Majówka tylko mnie w tym wszystkim utwierdziła i choć bywało intensywnie, a moje plany ewoluowały, wiedziałam, że odpoczynek będzie przeplatany pracą, więc przygotowałam się tak, żeby i jedno i drugie sprawiło mi przyjemność. Nawet nieplanowane rzeczy nie zburzyły mojego wewnętrznego porządku, a jedynie musiałam nieco zmodyfikować to co sobie zaplanowałam.

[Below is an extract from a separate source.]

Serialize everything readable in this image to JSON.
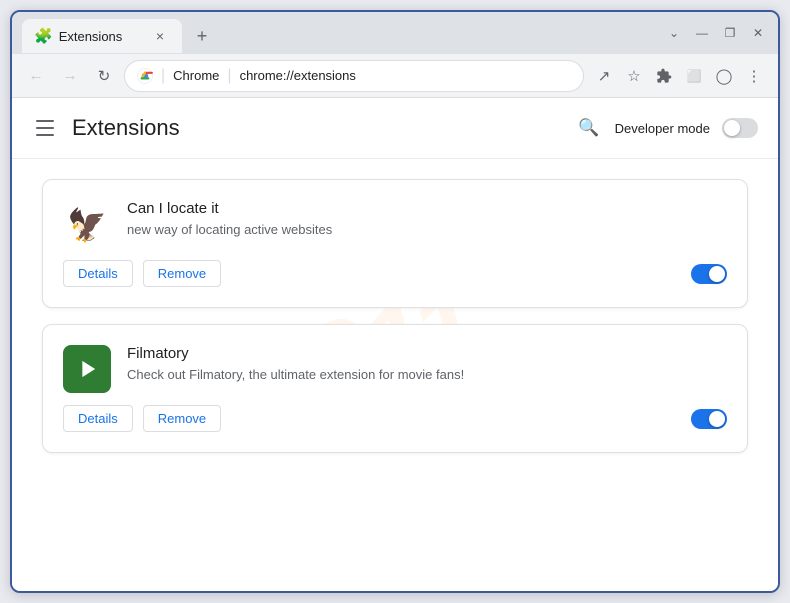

Nie mam już w sobie złości jak kiedyś, że coś zmienia moje plany, nie ma niecierpliwości i rozczarowania, że zdarzyły się rzeczy, których nie chciałam. Dla mnie kluczem do spokoju jest zaakceptowanie nowej sytuacji i faktu, że w moim życiu pojawiają się czasem nieproszone zmiany.
W poszukiwaniu spokoju
W tym roku nie miałam ochoty na wielkie majówkowe wyjazdy, będę miała ich wystarczająco dużo w ciągu całego sezonu, który przecież dopiero się zaczyna. Do tego wiedziałam, że czeka mnie dość emocjonujący czas, bo oto w tym roku jestem nie tylko mamą dwóch rozbrykanych córek, ale też mamą dojrzałego maturzysty, od którego powinnam uczyć się panowania nad własnymi emocjami i stresem.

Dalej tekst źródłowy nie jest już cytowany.